Hadjicostis witness accused of testifying in return for lighter sentence

 

IN A BID to hurt his credibility, the defence the trial for the murder of media owner Andis Hadjicostis yesterday accused a prosecution witness of agreeing to testify in exchange for a lighter sentence for offences he had admitted to committing.

Giorgos Zavrandonas was grilled by two defence attorneys, who accused him of lying and acting in return for a life abroad after the end of the trial.

Zavrandonas is currently serving a 12-year prison term at an unspecified location in connection with the attempt to kill Andreas Gregoriou, one of the defendants in the case, and conspiring to murder a group of people involved in online gambling in a case unrelated to Hadjicostis’ murder in January 2010.

The 33-year-old, who was placed in a witness protection programme, has previously implicated Gregoriou, and co-defendants television presenter Elena Skordelli, 42, and her brother Tasos Krasopoulis, 37, in Hadjicostis’ murder.

Skordelli’s defence attorney Michalakis Kyprianou put it to Zavrandonas that he has asked to leave Cyprus with his family as soon as possible as part of witness protection.

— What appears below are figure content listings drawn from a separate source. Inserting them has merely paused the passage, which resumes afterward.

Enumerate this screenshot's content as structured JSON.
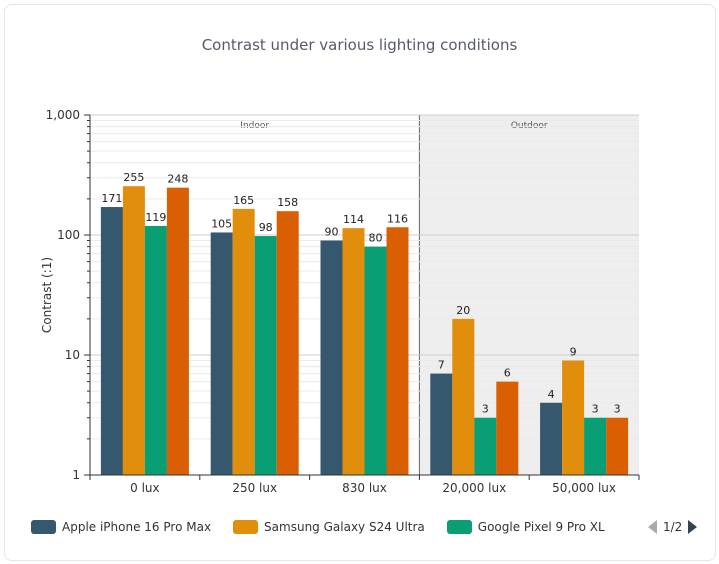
{
  "chart_data": {
    "type": "bar",
    "title": "Contrast under various lighting conditions",
    "ylabel": "Contrast (:1)",
    "xlabel": "",
    "yscale": "log",
    "ylim": [
      1,
      1000
    ],
    "yticks": [
      "1",
      "10",
      "100",
      "1,000"
    ],
    "categories": [
      "0 lux",
      "250 lux",
      "830 lux",
      "20,000 lux",
      "50,000 lux"
    ],
    "regions": [
      {
        "label": "Indoor",
        "categories": [
          "0 lux",
          "250 lux",
          "830 lux"
        ],
        "shaded": false
      },
      {
        "label": "Outdoor",
        "categories": [
          "20,000 lux",
          "50,000 lux"
        ],
        "shaded": true
      }
    ],
    "series": [
      {
        "name": "Apple iPhone 16 Pro Max",
        "color": "#36586e",
        "values": [
          171,
          105,
          90,
          7,
          4
        ]
      },
      {
        "name": "Samsung Galaxy S24 Ultra",
        "color": "#e08e0b",
        "values": [
          255,
          165,
          114,
          20,
          9
        ]
      },
      {
        "name": "Google Pixel 9 Pro XL",
        "color": "#0a9e74",
        "values": [
          119,
          98,
          80,
          3,
          3
        ]
      },
      {
        "name": "",
        "color": "#d95f02",
        "values": [
          248,
          158,
          116,
          6,
          3
        ]
      }
    ],
    "legend_position": "bottom-left",
    "grid": true
  },
  "legend_pager": {
    "text": "1/2"
  }
}
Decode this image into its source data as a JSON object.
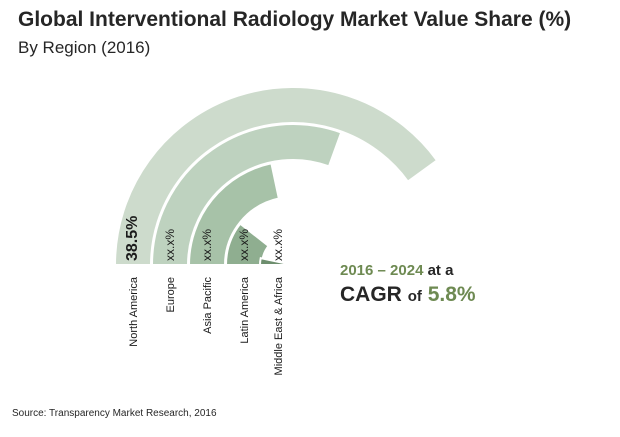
{
  "header": {
    "title": "Global Interventional Radiology Market Value Share (%)",
    "subtitle": "By Region (2016)"
  },
  "cagr": {
    "years": "2016 – 2024",
    "at_a": "at a",
    "cagr_label": "CAGR",
    "of": "of",
    "value": "5.8%"
  },
  "footer": {
    "source": "Source: Transparency Market Research, 2016"
  },
  "chart_data": {
    "type": "radial-bar",
    "title": "Global Interventional Radiology Market Value Share (%)",
    "subtitle": "By Region (2016)",
    "categories": [
      "North America",
      "Europe",
      "Asia Pacific",
      "Latin America",
      "Middle East & Africa"
    ],
    "value_labels": [
      "38.5%",
      "xx.x%",
      "xx.x%",
      "xx.x%",
      "xx.x%"
    ],
    "values": [
      38.5,
      null,
      null,
      null,
      null
    ],
    "colors": [
      "#cddbcc",
      "#bed2bf",
      "#a7c2a8",
      "#8fae90",
      "#6d8e6e"
    ],
    "label_colors": [
      "#1a1a1a",
      "#1a1a1a",
      "#1a1a1a",
      "#1a1a1a",
      "#1a1a1a"
    ]
  }
}
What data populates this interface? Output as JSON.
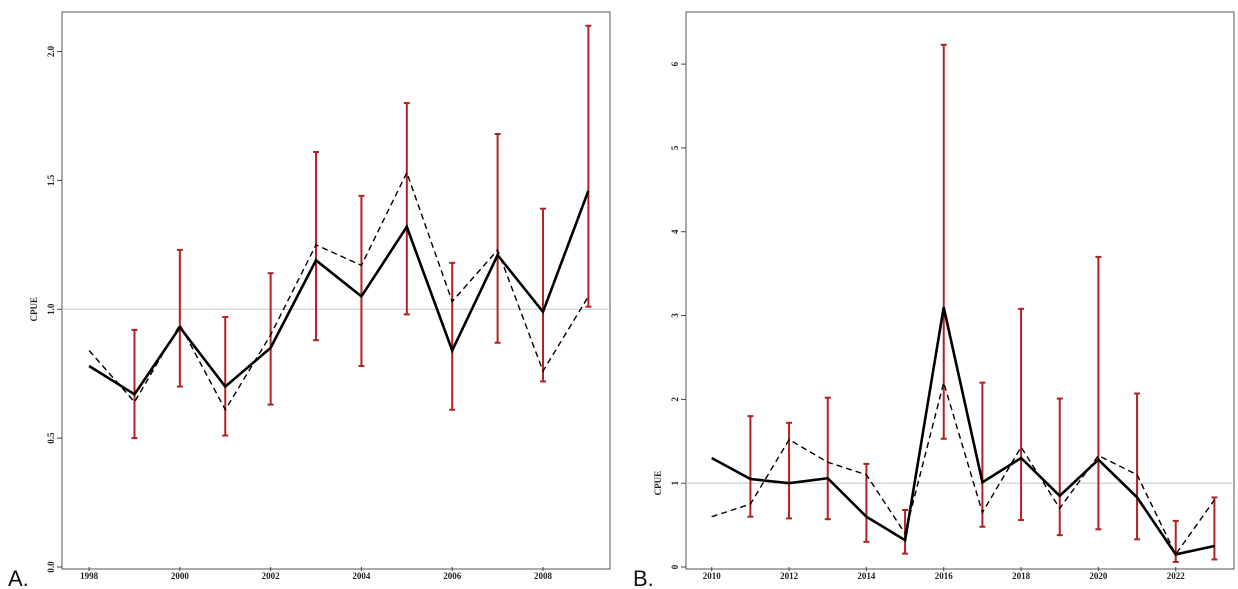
{
  "panels": [
    {
      "letter": "A."
    },
    {
      "letter": "B."
    }
  ],
  "chart_data": [
    {
      "type": "line",
      "ylabel": "CPUE",
      "xlabel": "",
      "x": [
        1998,
        1999,
        2000,
        2001,
        2002,
        2003,
        2004,
        2005,
        2006,
        2007,
        2008,
        2009
      ],
      "x_ticks": [
        1998,
        2000,
        2002,
        2004,
        2006,
        2008
      ],
      "x_tick_labels": [
        "1998",
        "2000",
        "2002",
        "2004",
        "2006",
        "2008"
      ],
      "xlim": [
        1997.8,
        2009.3
      ],
      "ylim": [
        0,
        2.13
      ],
      "y_ticks": [
        0,
        0.5,
        1.0,
        1.5,
        2.0
      ],
      "y_tick_labels": [
        "0.0",
        "0.5",
        "1.0",
        "1.5",
        "2.0"
      ],
      "reference_line": 1.0,
      "series": [
        {
          "style": "solid",
          "color": "#000000",
          "values": [
            0.78,
            0.67,
            0.93,
            0.7,
            0.85,
            1.19,
            1.05,
            1.32,
            0.84,
            1.21,
            0.99,
            1.46
          ]
        },
        {
          "style": "dashed",
          "color": "#000000",
          "values": [
            0.84,
            0.64,
            0.94,
            0.61,
            0.9,
            1.25,
            1.17,
            1.53,
            1.03,
            1.23,
            0.76,
            1.05
          ]
        }
      ],
      "error_bars": {
        "color": "#b22222",
        "x": [
          1999,
          2000,
          2001,
          2002,
          2003,
          2004,
          2005,
          2006,
          2007,
          2008,
          2009
        ],
        "lower": [
          0.5,
          0.7,
          0.51,
          0.63,
          0.88,
          0.78,
          0.98,
          0.61,
          0.87,
          0.72,
          1.01
        ],
        "upper": [
          0.92,
          1.23,
          0.97,
          1.14,
          1.61,
          1.44,
          1.8,
          1.18,
          1.68,
          1.39,
          2.1
        ]
      },
      "grid": false
    },
    {
      "type": "line",
      "ylabel": "CPUE",
      "xlabel": "",
      "x": [
        2010,
        2011,
        2012,
        2013,
        2014,
        2015,
        2016,
        2017,
        2018,
        2019,
        2020,
        2021,
        2022,
        2023
      ],
      "x_ticks": [
        2010,
        2012,
        2014,
        2016,
        2018,
        2020,
        2022
      ],
      "x_tick_labels": [
        "2010",
        "2012",
        "2014",
        "2016",
        "2018",
        "2020",
        "2022"
      ],
      "xlim": [
        2009.8,
        2023.3
      ],
      "ylim": [
        0,
        6.55
      ],
      "y_ticks": [
        0,
        1,
        2,
        3,
        4,
        5,
        6
      ],
      "y_tick_labels": [
        "0",
        "1",
        "2",
        "3",
        "4",
        "5",
        "6"
      ],
      "reference_line": 1.0,
      "series": [
        {
          "style": "solid",
          "color": "#000000",
          "values": [
            1.3,
            1.05,
            1.0,
            1.06,
            0.6,
            0.32,
            3.1,
            1.01,
            1.3,
            0.85,
            1.28,
            0.83,
            0.15,
            0.25
          ]
        },
        {
          "style": "dashed",
          "color": "#000000",
          "values": [
            0.6,
            0.75,
            1.52,
            1.25,
            1.1,
            0.4,
            2.2,
            0.65,
            1.43,
            0.7,
            1.33,
            1.1,
            0.15,
            0.8
          ]
        }
      ],
      "error_bars": {
        "color": "#b22222",
        "x": [
          2011,
          2012,
          2013,
          2014,
          2015,
          2016,
          2017,
          2018,
          2019,
          2020,
          2021,
          2022,
          2023
        ],
        "lower": [
          0.6,
          0.58,
          0.57,
          0.3,
          0.16,
          1.53,
          0.48,
          0.56,
          0.38,
          0.45,
          0.33,
          0.06,
          0.09
        ],
        "upper": [
          1.8,
          1.72,
          2.02,
          1.23,
          0.68,
          6.23,
          2.2,
          3.08,
          2.01,
          3.7,
          2.07,
          0.55,
          0.83
        ]
      },
      "grid": false
    }
  ]
}
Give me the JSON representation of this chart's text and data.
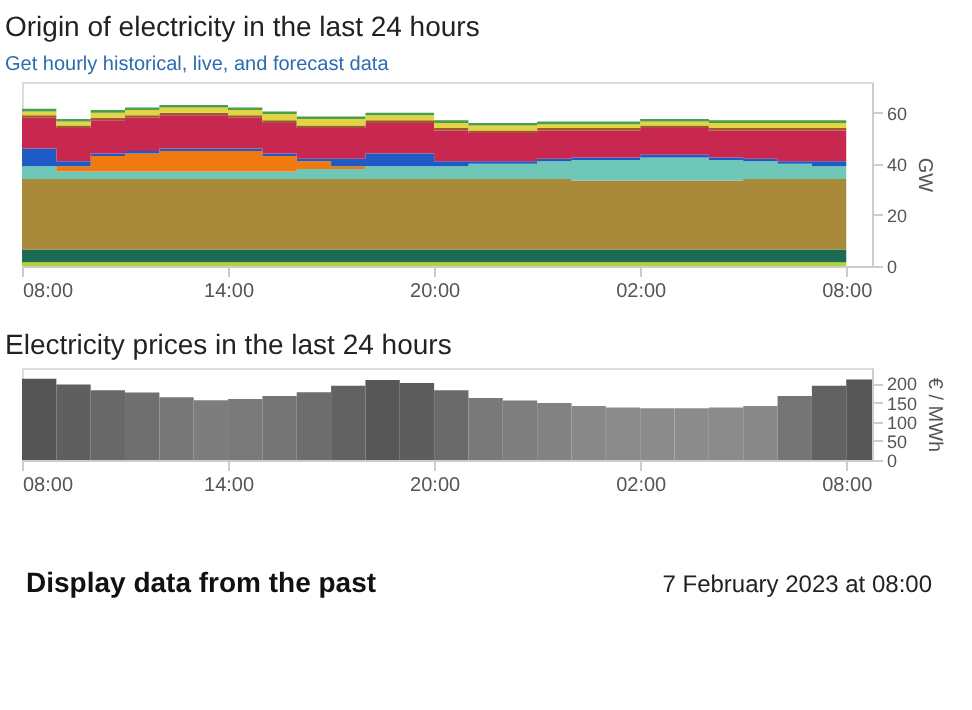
{
  "chart_data": [
    {
      "type": "area",
      "title": "Origin of electricity in the last 24 hours",
      "subtitle": "Get hourly historical, live, and forecast data",
      "ylabel": "GW",
      "stacked": true,
      "x": [
        "2023-02-06T08:00",
        "2023-02-06T09:00",
        "2023-02-06T10:00",
        "2023-02-06T11:00",
        "2023-02-06T12:00",
        "2023-02-06T13:00",
        "2023-02-06T14:00",
        "2023-02-06T15:00",
        "2023-02-06T16:00",
        "2023-02-06T17:00",
        "2023-02-06T18:00",
        "2023-02-06T19:00",
        "2023-02-06T20:00",
        "2023-02-06T21:00",
        "2023-02-06T22:00",
        "2023-02-06T23:00",
        "2023-02-07T00:00",
        "2023-02-07T01:00",
        "2023-02-07T02:00",
        "2023-02-07T03:00",
        "2023-02-07T04:00",
        "2023-02-07T05:00",
        "2023-02-07T06:00",
        "2023-02-07T07:00",
        "2023-02-07T08:00"
      ],
      "xlim": [
        "2023-02-06T08:00",
        "2023-02-07T08:45"
      ],
      "xticks": [
        {
          "value": "2023-02-06T08:00",
          "label": "08:00"
        },
        {
          "value": "2023-02-06T14:00",
          "label": "14:00"
        },
        {
          "value": "2023-02-06T20:00",
          "label": "20:00"
        },
        {
          "value": "2023-02-07T02:00",
          "label": "02:00"
        },
        {
          "value": "2023-02-07T08:00",
          "label": "08:00"
        }
      ],
      "ylim": [
        0,
        72
      ],
      "yticks": [
        0,
        20,
        40,
        60
      ],
      "series": [
        {
          "color": "#b5d334",
          "values": [
            1.5,
            1.5,
            1.5,
            1.5,
            1.5,
            1.5,
            1.5,
            1.5,
            1.5,
            1.5,
            1.5,
            1.5,
            1.5,
            1.5,
            1.5,
            1.5,
            1.5,
            1.5,
            1.5,
            1.5,
            1.5,
            1.5,
            1.5,
            1.5,
            1.5
          ]
        },
        {
          "color": "#1e6b55",
          "values": [
            5,
            5,
            5,
            5,
            5,
            5,
            5,
            5,
            5,
            5,
            5,
            5,
            5,
            5,
            5,
            5,
            5,
            5,
            5,
            5,
            5,
            5,
            5,
            5,
            5
          ]
        },
        {
          "color": "#a8893a",
          "values": [
            27.5,
            27.5,
            27.5,
            27.5,
            27.5,
            27.5,
            27.5,
            27.5,
            27.5,
            27.5,
            27.5,
            27.5,
            27.5,
            27.5,
            27.5,
            27.5,
            27,
            27,
            27,
            27,
            27,
            27.5,
            27.5,
            27.5,
            27.5
          ]
        },
        {
          "color": "#6fc7b8",
          "values": [
            5,
            3,
            3,
            3,
            3,
            3,
            3,
            3,
            4,
            4,
            5,
            5,
            5,
            6,
            6,
            7,
            8,
            8,
            9,
            9,
            8,
            7,
            6,
            5,
            5
          ]
        },
        {
          "color": "#f07a10",
          "values": [
            0,
            2,
            6,
            7,
            8,
            8,
            8,
            6,
            3,
            1,
            0,
            0,
            0,
            0,
            0,
            0,
            0,
            0,
            0,
            0,
            0,
            0,
            0,
            0,
            0
          ]
        },
        {
          "color": "#1e5bc6",
          "values": [
            7,
            2,
            1,
            1,
            1,
            1,
            1,
            1,
            1,
            3,
            5,
            5,
            2,
            1,
            1,
            1,
            1,
            1,
            1,
            1,
            1,
            1,
            1,
            2,
            2
          ]
        },
        {
          "color": "#c8284f",
          "values": [
            12,
            13,
            13,
            13,
            13,
            13,
            12,
            12,
            12,
            12,
            12,
            12,
            12,
            11,
            11,
            11,
            10.5,
            10.5,
            10.5,
            10.5,
            10.5,
            11,
            12,
            12,
            12
          ]
        },
        {
          "color": "#9c5a2a",
          "values": [
            1,
            1,
            1,
            1,
            1,
            1,
            1,
            1,
            1,
            1,
            1,
            1,
            1,
            1,
            1,
            1,
            1,
            1,
            1,
            1,
            1,
            1,
            1,
            1,
            1
          ]
        },
        {
          "color": "#e3d444",
          "values": [
            1.5,
            1.5,
            2,
            2,
            2,
            2,
            2,
            2.5,
            2.5,
            2.5,
            2,
            2,
            2,
            2,
            2,
            1.5,
            1.5,
            1.5,
            1.5,
            1.5,
            2,
            2,
            2,
            2,
            1.5
          ]
        },
        {
          "color": "#4aa04a",
          "values": [
            1,
            1,
            1,
            1,
            1,
            1,
            1,
            1,
            1,
            1,
            1,
            1,
            1,
            1,
            1,
            1,
            1,
            1,
            1,
            1,
            1,
            1,
            1,
            1,
            1
          ]
        }
      ]
    },
    {
      "type": "bar",
      "title": "Electricity prices in the last 24 hours",
      "ylabel": "€ / MWh",
      "x": [
        "2023-02-06T08:30",
        "2023-02-06T09:30",
        "2023-02-06T10:30",
        "2023-02-06T11:30",
        "2023-02-06T12:30",
        "2023-02-06T13:30",
        "2023-02-06T14:30",
        "2023-02-06T15:30",
        "2023-02-06T16:30",
        "2023-02-06T17:30",
        "2023-02-06T18:30",
        "2023-02-06T19:30",
        "2023-02-06T20:30",
        "2023-02-06T21:30",
        "2023-02-06T22:30",
        "2023-02-06T23:30",
        "2023-02-07T00:30",
        "2023-02-07T01:30",
        "2023-02-07T02:30",
        "2023-02-07T03:30",
        "2023-02-07T04:30",
        "2023-02-07T05:30",
        "2023-02-07T06:30",
        "2023-02-07T07:30",
        "2023-02-07T08:30"
      ],
      "xlim": [
        "2023-02-06T08:00",
        "2023-02-07T08:45"
      ],
      "xticks": [
        {
          "value": "2023-02-06T08:00",
          "label": "08:00"
        },
        {
          "value": "2023-02-06T14:00",
          "label": "14:00"
        },
        {
          "value": "2023-02-06T20:00",
          "label": "20:00"
        },
        {
          "value": "2023-02-07T02:00",
          "label": "02:00"
        },
        {
          "value": "2023-02-07T08:00",
          "label": "08:00"
        }
      ],
      "ylim": [
        0,
        240
      ],
      "yticks": [
        0,
        50,
        100,
        150,
        200
      ],
      "values": [
        212,
        197,
        182,
        176,
        164,
        156,
        159,
        167,
        177,
        194,
        209,
        201,
        182,
        162,
        155,
        149,
        141,
        137,
        135,
        135,
        137,
        141,
        167,
        194,
        210
      ],
      "colors": [
        "#555555",
        "#5f5f5f",
        "#686868",
        "#6f6f6f",
        "#777777",
        "#7d7d7d",
        "#7a7a7a",
        "#757575",
        "#6d6d6d",
        "#626262",
        "#575757",
        "#5d5d5d",
        "#6a6a6a",
        "#797979",
        "#7e7e7e",
        "#828282",
        "#888888",
        "#8b8b8b",
        "#8c8c8c",
        "#8c8c8c",
        "#8b8b8b",
        "#888888",
        "#757575",
        "#626262",
        "#565656"
      ],
      "annotations": [
        "Display data from the past",
        "7 February 2023 at 08:00"
      ]
    }
  ]
}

The witness admitted to wanting to go overseas but only after serving the sentence imposed by the court.

He added that he also wanted to go abroad so that he would never again get involved in crime.

Asked what would be the benefit of him entering witness protection, Zavrandonas said it would change his life.

“I decided I wanted to change and this was the only way,” Zavrandonas told the court.

He said he had decided on his own to testify in the case.

“The police did not say anything; I decided to change and if you cannot understand this there is nothing I can do,” he said.

Earlier in the day, Zavrandonas was quizzed by Krasopoulis’ lawyer Marios Georgiou, who suggested that the prosecution witness could himself be linked to Hadjicostis’ murder.

This suspicion, Georgiou said, is reinforced by the fact that a sawn-off shotgun had been found in Zavrandonas’ possession when he was arrested for the murder conspiracy in April last year.

It is alleged that the murder weapon in the Hadjicostis case was a sawn-off shotgun that has not been found.

“I have nothing to do with the Hadjicostis murder,” Zavrandonas said. “The sawn-off I had has nothing to do with the murder.”

Hadjicostis was gunned down in January 2010 outside his Nicosia home.

A fourth defendant, Gregoris Xenofontos, 29, is suspected of being the man who pulled the trigger.